8. The Tale of Princess Kaguya
The animation at first seems cheaper and cruder than what you’re typically used to from Studio Ghibli, that is until you see the characters move. It’s a very deliberate stylistic choice, to lend this folktale a storybook look that pares down the art to its bare essentials. It’s incredibly beautiful, and for a thousand-year-old story about a girl whose happiness is suppressed by those around her, it is amazingly relevant for 2014.
7. The Grand Budapest Hotel
Because it is so lighthearted and childlike, I think it’s easy to dismiss this as “Minor Anderson”. But accomplishing this kind of tone is incredibly difficult. I think it’s Anderson’s best movie since Darjeeling Limited. And who knew Ralph Fiennes had such good comic timing?
6. The Babadook
You know, I was scared shitless watching this, but the scenes which actually disturbed me more were the ones where the mother deals with grief and insanity with borderline negligence. Amazingly polished for a first time director, and it has a truly great child performance as well (the kid has to be simultaneously sympathetic and really, really annoying).
5. The Lego Movie
My kids have watched this probably a hundred times (we have it on a DVD player in the car) and it hasn’t gotten old for me yet. The animation is top notch, the humour is endlessly amusing, and the whole thing is just kind of joyous and rewatchable in the way few movies are.
Hard to say whether Jake Gyllenhaal is better in this or in Nightcrawler, but Enemy is the better movie overall. It’s unsettling and fascinating from start to finish. I’ve heard many different interpretations of this movie; mine is that it’s about a guy who keeps getting pulled back into his own nightmare of infidelity and loneliness. It’s also got the best ending of any movie this year.
3. Guardians of the Galaxy
The best comic book movie this year, and maybe the second or third best ever made depending on how you rank Dark Knight and Avengers. I love the characters, the over-the-top plot, and the crazy Space Opera settings. It’s sheer fantasy pulp entertainment. The 12% of a plan scene is also the best scene in any comic book movie.
2. Gone Girl
It’s a gleamingly polished and darkly entertaining thriller that is as well-crafted as any you’re likely to see for a while. I’ve already had a ton of good conversation about this with lots of different people, and it has inspired a variety of interpretations and topics. Did the filmmakers intend for all of this or none of it? That’s part of what makes it great. Rosamund Pike should be a shoo-in for a best actress nomination, and it’s also the first movie I can remember where I thought Ben Affleck was well cast. Terrific supporting performances from Carrie Coon and Kim Dickens as well.
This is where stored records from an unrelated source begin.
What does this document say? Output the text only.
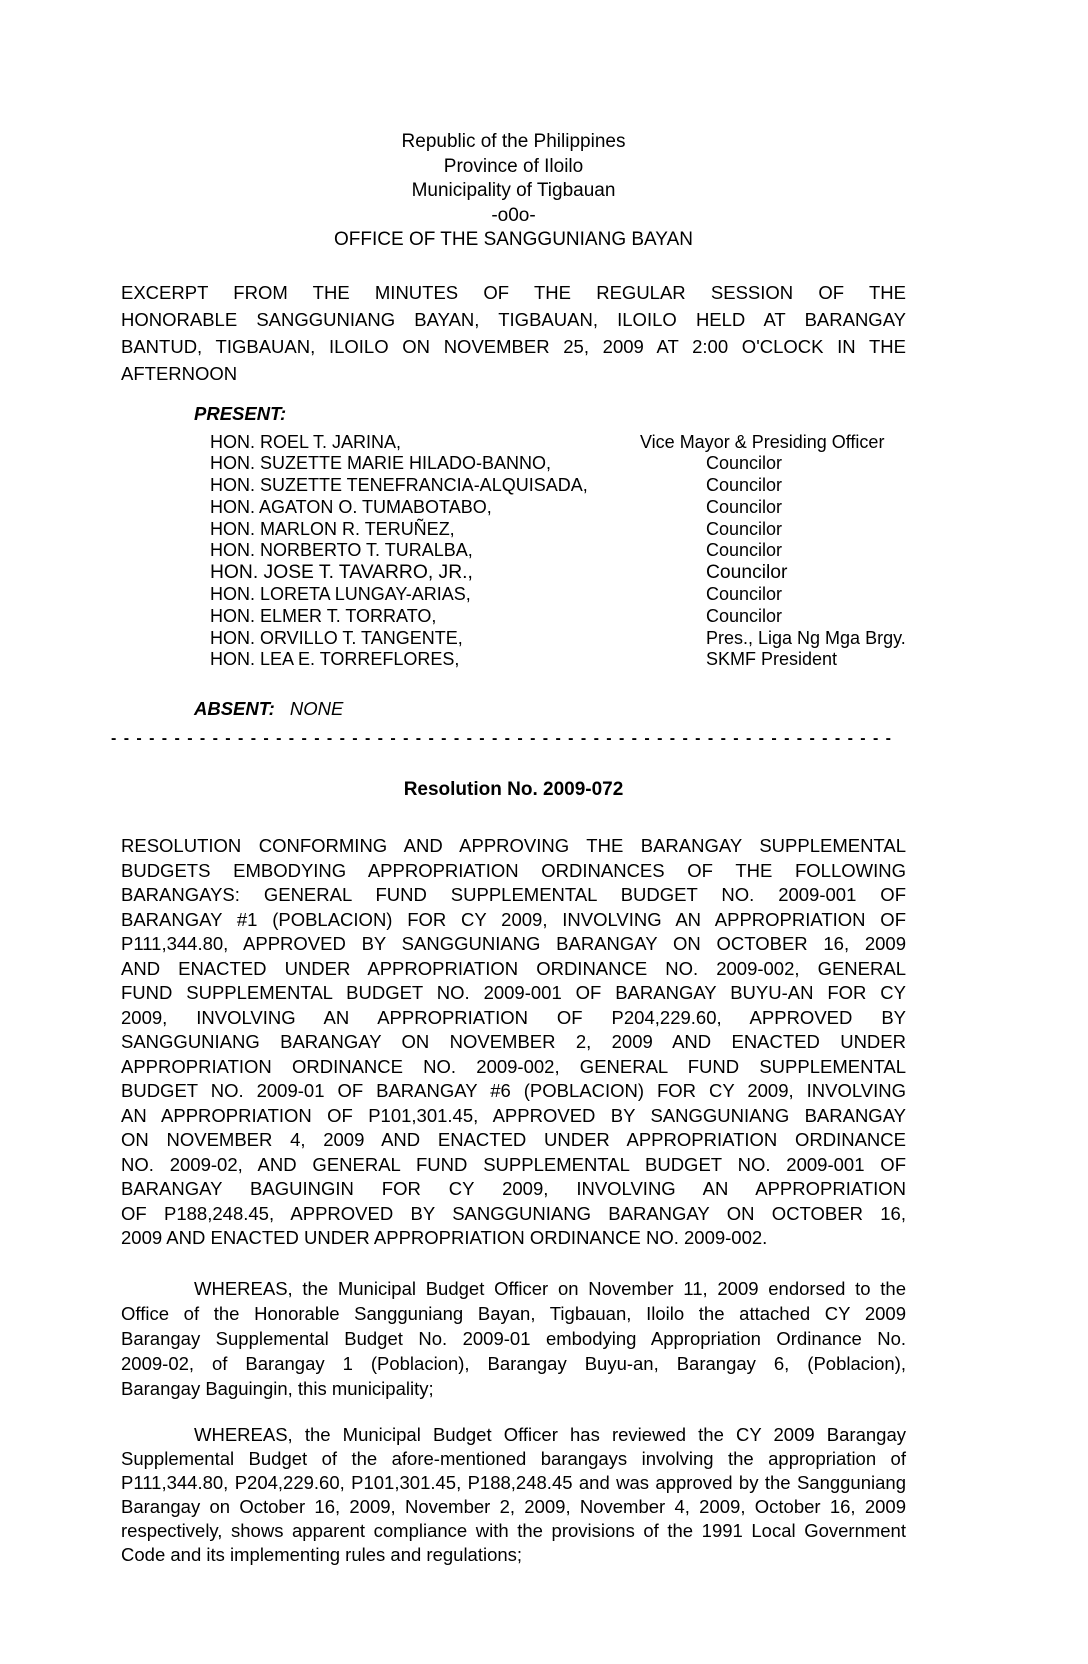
Republic of the Philippines
Province of Iloilo
Municipality of Tigbauan
-o0o-
OFFICE OF THE SANGGUNIANG BAYAN
EXCERPT FROM THE MINUTES OF THE REGULAR SESSION OF THE
HONORABLE SANGGUNIANG BAYAN, TIGBAUAN, ILOILO HELD AT BARANGAY
BANTUD, TIGBAUAN, ILOILO ON NOVEMBER 25, 2009 AT 2:00 O'CLOCK IN THE
AFTERNOON
PRESENT:
HON. ROEL T. JARINA,	Vice Mayor & Presiding Officer
HON. SUZETTE MARIE HILADO-BANNO,	Councilor
HON. SUZETTE TENEFRANCIA-ALQUISADA,	Councilor
HON. AGATON O. TUMABOTABO,	Councilor
HON. MARLON R. TERUÑEZ,	Councilor
HON. NORBERTO T. TURALBA,	Councilor
HON. JOSE T. TAVARRO, JR.,	Councilor
HON. LORETA LUNGAY-ARIAS,	Councilor
HON. ELMER T. TORRATO,	Councilor
HON. ORVILLO T. TANGENTE,	Pres., Liga Ng Mga Brgy.
HON. LEA E. TORREFLORES,	SKMF President
ABSENT: NONE
- - - - - - - - - - - - - - - - - - - - - - - - - - - - - - - - - - - - - - - - - - - - - - - - - - - - - - - - - - - - - -
Resolution No. 2009-072
RESOLUTION CONFORMING AND APPROVING THE BARANGAY SUPPLEMENTAL
BUDGETS EMBODYING APPROPRIATION ORDINANCES OF THE FOLLOWING
BARANGAYS: GENERAL FUND SUPPLEMENTAL BUDGET NO. 2009-001 OF
BARANGAY #1 (POBLACION) FOR CY 2009, INVOLVING AN APPROPRIATION OF
P111,344.80, APPROVED BY SANGGUNIANG BARANGAY ON OCTOBER 16, 2009
AND ENACTED UNDER APPROPRIATION ORDINANCE NO. 2009-002, GENERAL
FUND SUPPLEMENTAL BUDGET NO. 2009-001 OF BARANGAY BUYU-AN FOR CY
2009, INVOLVING AN APPROPRIATION OF P204,229.60, APPROVED BY
SANGGUNIANG BARANGAY ON NOVEMBER 2, 2009 AND ENACTED UNDER
APPROPRIATION ORDINANCE NO. 2009-002, GENERAL FUND SUPPLEMENTAL
BUDGET NO. 2009-01 OF BARANGAY #6 (POBLACION) FOR CY 2009, INVOLVING
AN APPROPRIATION OF P101,301.45, APPROVED BY SANGGUNIANG BARANGAY
ON NOVEMBER 4, 2009 AND ENACTED UNDER APPROPRIATION ORDINANCE
NO. 2009-02, AND GENERAL FUND SUPPLEMENTAL BUDGET NO. 2009-001 OF
BARANGAY BAGUINGIN FOR CY 2009, INVOLVING AN APPROPRIATION
OF P188,248.45, APPROVED BY SANGGUNIANG BARANGAY ON OCTOBER 16,
2009 AND ENACTED UNDER APPROPRIATION ORDINANCE NO. 2009-002.
WHEREAS, the Municipal Budget Officer on November 11, 2009 endorsed to the
Office of the Honorable Sangguniang Bayan, Tigbauan, Iloilo the attached CY 2009
Barangay Supplemental Budget No. 2009-01 embodying Appropriation Ordinance No.
2009-02, of Barangay 1 (Poblacion), Barangay Buyu-an, Barangay 6, (Poblacion),
Barangay Baguingin, this municipality;
WHEREAS, the Municipal Budget Officer has reviewed the CY 2009 Barangay
Supplemental Budget of the afore-mentioned barangays involving the appropriation of
P111,344.80, P204,229.60, P101,301.45, P188,248.45 and was approved by the Sangguniang
Barangay on October 16, 2009, November 2, 2009, November 4, 2009, October 16, 2009
respectively, shows apparent compliance with the provisions of the 1991 Local Government
Code and its implementing rules and regulations;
“I just thought there would be more.”
After I saw this I knew it was the best movie I had seen this year. Probably in several years. And then reading how popular it has been with so many reviews and people who have seen it online, I wasn’t really surprised. I defy anyone to see it without feeling its impact. At almost three hours, it still feels too short. It feels like the culmination of what Richard Linklater has been working towards his entire career and it’s kind of a miracle that it works as well as it does, or that it was even made. I just feel thankful for having seen it.